I tend to work with dried dye plant material rather than fresh. My gardening space is on the small side. Even with ‘weeds’ I rarely have enough fresh material so I’ve been concentrating on plants I can dry and save up over time.
Red and blue aren’t a problem because I can purchase Madder and Indigo already dried. Onion peels (yellow to orange and rust) are dry and easy to store. Usually its the yellows that need some planning. Fennel is my local dryable yellow for wool and Oxalis for cotton (although it works on wool too). The dye books I’ve been reading tend to discuss the plant to dye stuff radio in terms of fresh dye material, often 1:1 (dye material:fiber) or in the case of cotton as much as 2:1 (dye material:fiber). The weight drops quite a bit in the drying so I did some before and after weighing to get a better idea of how much to use.

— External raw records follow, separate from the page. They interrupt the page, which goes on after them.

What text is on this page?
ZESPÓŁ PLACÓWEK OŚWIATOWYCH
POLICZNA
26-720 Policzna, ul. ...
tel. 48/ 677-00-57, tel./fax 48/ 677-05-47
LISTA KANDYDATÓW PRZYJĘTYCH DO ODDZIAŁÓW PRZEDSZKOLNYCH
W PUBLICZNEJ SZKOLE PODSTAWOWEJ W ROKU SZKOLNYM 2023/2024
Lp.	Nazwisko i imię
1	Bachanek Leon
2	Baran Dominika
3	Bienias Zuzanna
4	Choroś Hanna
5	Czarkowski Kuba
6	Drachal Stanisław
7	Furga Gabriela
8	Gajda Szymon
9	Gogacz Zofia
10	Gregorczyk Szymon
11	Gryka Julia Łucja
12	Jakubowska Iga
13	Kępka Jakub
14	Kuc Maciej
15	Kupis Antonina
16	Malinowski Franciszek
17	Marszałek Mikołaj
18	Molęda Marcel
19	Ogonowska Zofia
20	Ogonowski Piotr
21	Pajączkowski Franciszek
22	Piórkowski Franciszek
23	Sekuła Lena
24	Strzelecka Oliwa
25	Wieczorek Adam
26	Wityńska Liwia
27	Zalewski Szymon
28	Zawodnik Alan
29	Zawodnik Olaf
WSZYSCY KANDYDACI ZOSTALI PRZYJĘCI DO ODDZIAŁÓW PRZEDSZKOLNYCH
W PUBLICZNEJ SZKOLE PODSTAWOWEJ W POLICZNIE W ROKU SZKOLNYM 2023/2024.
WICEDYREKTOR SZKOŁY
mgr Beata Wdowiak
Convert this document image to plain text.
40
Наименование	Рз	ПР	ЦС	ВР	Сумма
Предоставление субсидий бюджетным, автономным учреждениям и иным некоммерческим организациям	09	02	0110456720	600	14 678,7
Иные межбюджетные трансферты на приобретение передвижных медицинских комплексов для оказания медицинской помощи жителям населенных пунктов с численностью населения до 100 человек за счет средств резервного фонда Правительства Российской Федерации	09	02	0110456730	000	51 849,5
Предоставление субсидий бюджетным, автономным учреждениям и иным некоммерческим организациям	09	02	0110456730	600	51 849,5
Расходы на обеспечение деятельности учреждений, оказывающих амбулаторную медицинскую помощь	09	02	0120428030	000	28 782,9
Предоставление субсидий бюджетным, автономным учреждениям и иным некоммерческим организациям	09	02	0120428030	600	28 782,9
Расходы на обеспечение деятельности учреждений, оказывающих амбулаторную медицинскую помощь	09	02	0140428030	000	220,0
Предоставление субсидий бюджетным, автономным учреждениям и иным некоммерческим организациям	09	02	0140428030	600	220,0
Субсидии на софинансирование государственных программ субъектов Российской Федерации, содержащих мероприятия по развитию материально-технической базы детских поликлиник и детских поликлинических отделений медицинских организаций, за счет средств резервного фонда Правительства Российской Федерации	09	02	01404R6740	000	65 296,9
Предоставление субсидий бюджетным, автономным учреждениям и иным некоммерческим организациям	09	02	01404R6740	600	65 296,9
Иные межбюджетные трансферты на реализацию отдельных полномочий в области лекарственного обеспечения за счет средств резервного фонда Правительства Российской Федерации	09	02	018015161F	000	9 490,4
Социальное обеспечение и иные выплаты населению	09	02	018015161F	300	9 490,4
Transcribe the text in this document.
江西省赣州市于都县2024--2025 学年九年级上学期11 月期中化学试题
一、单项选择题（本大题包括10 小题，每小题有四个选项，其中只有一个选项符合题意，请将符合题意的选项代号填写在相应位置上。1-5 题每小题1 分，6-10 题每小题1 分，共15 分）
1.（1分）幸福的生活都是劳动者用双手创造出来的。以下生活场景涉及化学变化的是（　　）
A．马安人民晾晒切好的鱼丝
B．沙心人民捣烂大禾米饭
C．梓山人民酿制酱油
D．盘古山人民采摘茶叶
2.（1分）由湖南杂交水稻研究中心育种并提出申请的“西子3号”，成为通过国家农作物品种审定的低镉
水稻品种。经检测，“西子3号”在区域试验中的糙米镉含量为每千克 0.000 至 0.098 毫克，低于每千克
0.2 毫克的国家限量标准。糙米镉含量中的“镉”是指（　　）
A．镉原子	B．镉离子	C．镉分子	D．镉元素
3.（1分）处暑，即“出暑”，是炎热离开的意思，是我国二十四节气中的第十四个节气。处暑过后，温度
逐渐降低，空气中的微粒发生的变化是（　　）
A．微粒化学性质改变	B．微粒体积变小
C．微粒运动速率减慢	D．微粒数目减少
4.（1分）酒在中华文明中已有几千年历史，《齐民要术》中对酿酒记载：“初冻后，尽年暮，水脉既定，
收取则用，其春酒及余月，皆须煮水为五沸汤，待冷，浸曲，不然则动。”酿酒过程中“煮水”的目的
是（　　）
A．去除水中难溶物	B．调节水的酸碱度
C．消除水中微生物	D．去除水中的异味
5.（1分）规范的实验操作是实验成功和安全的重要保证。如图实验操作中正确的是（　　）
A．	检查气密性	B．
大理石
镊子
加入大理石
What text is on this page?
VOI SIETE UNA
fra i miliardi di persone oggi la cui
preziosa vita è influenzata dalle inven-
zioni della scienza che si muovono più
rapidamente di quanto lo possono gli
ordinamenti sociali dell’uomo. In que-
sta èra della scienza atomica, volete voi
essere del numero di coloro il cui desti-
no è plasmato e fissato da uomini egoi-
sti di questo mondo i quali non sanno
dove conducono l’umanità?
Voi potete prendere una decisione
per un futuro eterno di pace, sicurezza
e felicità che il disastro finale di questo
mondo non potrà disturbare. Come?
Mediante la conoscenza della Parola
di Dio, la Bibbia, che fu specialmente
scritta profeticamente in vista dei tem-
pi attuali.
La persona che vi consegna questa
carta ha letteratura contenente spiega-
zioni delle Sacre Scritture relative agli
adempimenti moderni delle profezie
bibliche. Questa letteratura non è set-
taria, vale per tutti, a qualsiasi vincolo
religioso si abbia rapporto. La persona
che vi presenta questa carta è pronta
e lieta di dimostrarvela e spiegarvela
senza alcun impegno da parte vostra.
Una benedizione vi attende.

The dried Oxalis seems to be about 12% of the fresh. Which means 1:1, 2:1 or anything like that is way too much dye material.
Fresh material weighed .9 oz or 25 g
Dried material weighed .1 oz or 3 gm.
For a long time I’ve used my trusty triple beam scale for measuring dye material. This had been given to me by my father. He always used a triple beam scale for measuring ceramic glaze chemicals and it was one of those things he thought I should know how to use correctly, along with tire changing and other useful stuff.
Recently I got my first digital scale. Obviously it must take very little to make me happy. I love the push-button tare function. (Way easier than zeroing out my old standard.) Also being able to switch between metric and that other thing by pushing a button. Even the cats like it.